Das armadilhas da linguagem, abusarás
Texto: “Das armadilhas da linguagem, abusarás” do livro “A impostura científica em dez lições” de Michel de Pracontal. São Paulo: Editora da Unesp, 2004.
O autor tece uma crítica contundente e irônica sobre o abuso da linguagem daqueles que ele denomina como impostores da ciência. Estes, articulando de modo hábil certas particulares da linguagem científica – esta que os não especialistas não dominam – publicam trabalhos inócuos sem qualquer relevância do ponto de vista do conteúdo científico a ser agregado. Estas artimanhas de linguagem podem assumir basicamente três formas:
Do abuso das metáforas e analogias
As metáforas têm importante utilidade do ponto de vista da didática na explicação de conceitos científicos, conforme o próprio autor coloca: “para os cientistas, a metáfora é um processo pedagógico que permite familiarizar-se com um objeto não habitual e abstrato, e tornar sensíveis alguns de seus aspectos. Ele desempenha um pouco o mesmo papel que uma figura”. Ou ainda: “as metáforas dizem respeito à interpretação. Elas nos ajudam a dar sentido. Põem carne no esqueleto lógico da linguagem científica”. Porém, ocorre que tais metáforas podem ser utilizadas também para a deturpação e confusão, forjando assim uma pseudociência. “Acumulamos os fatos e jogamos fora as metáforas na lata do lixo. Esses resíduos não estão perdidos para todos. Os impostores os apanham e tiram deles teorias pseudocientíficas...”. Há, portanto, um limite para a utilização das metáforas, até onde estas não sejam causas de confusões intencionais ou não. Quanto a maneira de abusar da analogia, esta consiste em aplicar uma teoria científica a uma área em que ela não se aplica. O autor dá como exemplo a “teoria das catástrofes”, de René Thom.
Os agentes duplos da linguagem
Pracontal critica o fato de muitos conceitos científicos consistirem de palavras de uso corrente, gerando assim uma dualidade semântica entre a língua natural e a linguagem científica.
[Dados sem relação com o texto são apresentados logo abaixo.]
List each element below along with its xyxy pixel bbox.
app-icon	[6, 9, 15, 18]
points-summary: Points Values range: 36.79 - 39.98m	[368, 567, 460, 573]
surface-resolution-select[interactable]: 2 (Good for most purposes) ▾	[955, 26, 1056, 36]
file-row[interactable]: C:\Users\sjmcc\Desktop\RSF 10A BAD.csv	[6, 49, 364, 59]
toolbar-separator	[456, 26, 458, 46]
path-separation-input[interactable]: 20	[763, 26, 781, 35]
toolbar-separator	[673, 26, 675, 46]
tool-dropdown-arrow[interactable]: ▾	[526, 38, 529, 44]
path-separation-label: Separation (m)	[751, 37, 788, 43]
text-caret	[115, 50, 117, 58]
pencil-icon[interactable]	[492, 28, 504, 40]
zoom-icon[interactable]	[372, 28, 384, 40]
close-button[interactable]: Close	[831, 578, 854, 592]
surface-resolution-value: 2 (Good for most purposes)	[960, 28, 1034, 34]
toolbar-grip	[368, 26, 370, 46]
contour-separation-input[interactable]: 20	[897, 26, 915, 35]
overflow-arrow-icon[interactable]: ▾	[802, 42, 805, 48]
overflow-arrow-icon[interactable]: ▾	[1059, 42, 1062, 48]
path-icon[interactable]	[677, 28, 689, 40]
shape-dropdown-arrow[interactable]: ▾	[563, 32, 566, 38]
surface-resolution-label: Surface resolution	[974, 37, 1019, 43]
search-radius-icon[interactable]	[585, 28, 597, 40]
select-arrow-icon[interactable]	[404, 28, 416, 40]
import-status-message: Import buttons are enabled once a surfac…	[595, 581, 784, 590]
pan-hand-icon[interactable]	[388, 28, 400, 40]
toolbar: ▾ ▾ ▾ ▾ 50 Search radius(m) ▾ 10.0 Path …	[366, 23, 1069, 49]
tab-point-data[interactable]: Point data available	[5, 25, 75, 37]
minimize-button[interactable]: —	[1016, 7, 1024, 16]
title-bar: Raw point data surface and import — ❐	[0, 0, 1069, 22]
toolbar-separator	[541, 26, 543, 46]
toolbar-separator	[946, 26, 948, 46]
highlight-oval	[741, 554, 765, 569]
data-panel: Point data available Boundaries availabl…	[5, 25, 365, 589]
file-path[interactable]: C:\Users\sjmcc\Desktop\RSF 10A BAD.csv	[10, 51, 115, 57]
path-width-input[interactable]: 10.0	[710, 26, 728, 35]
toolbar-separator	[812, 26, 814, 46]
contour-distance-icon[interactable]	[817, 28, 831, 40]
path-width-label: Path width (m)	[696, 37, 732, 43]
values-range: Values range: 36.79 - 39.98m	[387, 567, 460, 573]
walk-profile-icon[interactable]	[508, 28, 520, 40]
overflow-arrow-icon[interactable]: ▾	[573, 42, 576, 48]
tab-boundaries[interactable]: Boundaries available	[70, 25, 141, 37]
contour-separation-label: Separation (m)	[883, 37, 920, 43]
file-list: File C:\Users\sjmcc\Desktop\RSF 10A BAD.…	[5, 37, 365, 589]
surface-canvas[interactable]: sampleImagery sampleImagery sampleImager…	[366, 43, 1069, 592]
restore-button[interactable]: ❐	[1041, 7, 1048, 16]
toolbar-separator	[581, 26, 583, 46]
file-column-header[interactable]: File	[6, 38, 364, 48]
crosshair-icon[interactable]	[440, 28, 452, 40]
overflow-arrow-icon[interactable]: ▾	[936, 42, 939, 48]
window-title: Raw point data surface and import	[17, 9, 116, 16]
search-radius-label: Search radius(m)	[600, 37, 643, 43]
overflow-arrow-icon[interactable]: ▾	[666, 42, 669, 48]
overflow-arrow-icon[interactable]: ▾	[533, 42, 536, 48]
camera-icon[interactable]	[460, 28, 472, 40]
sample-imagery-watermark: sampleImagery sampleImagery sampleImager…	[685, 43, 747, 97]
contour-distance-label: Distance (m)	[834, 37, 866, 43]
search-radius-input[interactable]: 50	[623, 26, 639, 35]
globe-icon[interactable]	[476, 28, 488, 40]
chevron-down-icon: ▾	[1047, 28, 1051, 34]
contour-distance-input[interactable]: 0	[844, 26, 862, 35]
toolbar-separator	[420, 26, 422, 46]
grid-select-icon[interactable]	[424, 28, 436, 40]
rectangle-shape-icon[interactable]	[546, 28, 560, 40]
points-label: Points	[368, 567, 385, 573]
Tais dualidades levam a ambigüidades e equívocos das quais os impostores se aproveitam. “Com a cumplicidade de palavras que não escolheram seu campo, eles tecem seus contos das ‘Mil e uma noites’ semânticas. O ‘valor de verdade’ associado à ciência torna dignos de crédito discursos que não querem dizer nada, mas que têm uma aparência científica”. A poesia e a ciência pertencem estritamente a compartimentos estanques. A literatura ou a divulgação científica pode abarcar a fusão de ambas, deixando-se claro o que se pretende fazer e sem deixar brechas a interpretações errôneas da natureza do trabalho.
Alimentando o nebuloso no discurso
Além da má utilização das metáforas e analogias, o autor aponta a “superpontuação” como recurso dos impostores para tornar nebuloso seus textos pretensamente científicos. “A superpontuação enfeita e obscurece as frases [...] ela alimenta o nebuloso do texto”. “Ela intimida o leitor e dá a impressão de que o autor tem realmente algo de original a dizer”.
O autor ainda analisa a questão do erro, principalmente no contexto do ensino de matemática. Existe um sentimento de horror associado ao erro, quando a frustração acaba por aniquilar qualquer incentivo do aluno ao estudo de determinado assunto, em especial, da matemática. Esta psicologia do erro, do horror ao erro, traduz de certa forma a postura dos impostores: “no caso extremo, o impostor põe todos os recursos de sua retórica a serviço de uma negação quase psicótica do real, em lugar de admitir que está enganado. Toda crítica o reforça numa atitude paranóica: quem não me aprova está contra mim, faz parte de um complô contra a verdade etc”. O ideal (e o horror) de que sua teoria não pode estar errada, torna esta sagrada e intocável.
Reflexão: “somente na linguagem corrente é que se pode responder as Verdadeiras Perguntas e transgredir os paradoxos lógicos. Mas não é assim que se constroem teorias científicas”. O que se pode deduzir disto? Que a ciência não trata das Verdadeiras Perguntas e se fecha, perdida, em paradoxos lógicos? E que tais Verdadeiras Perguntas podendo ser respondidas pela linguagem corrente não possuem, portanto, o rigor científico necessário e não abusivo?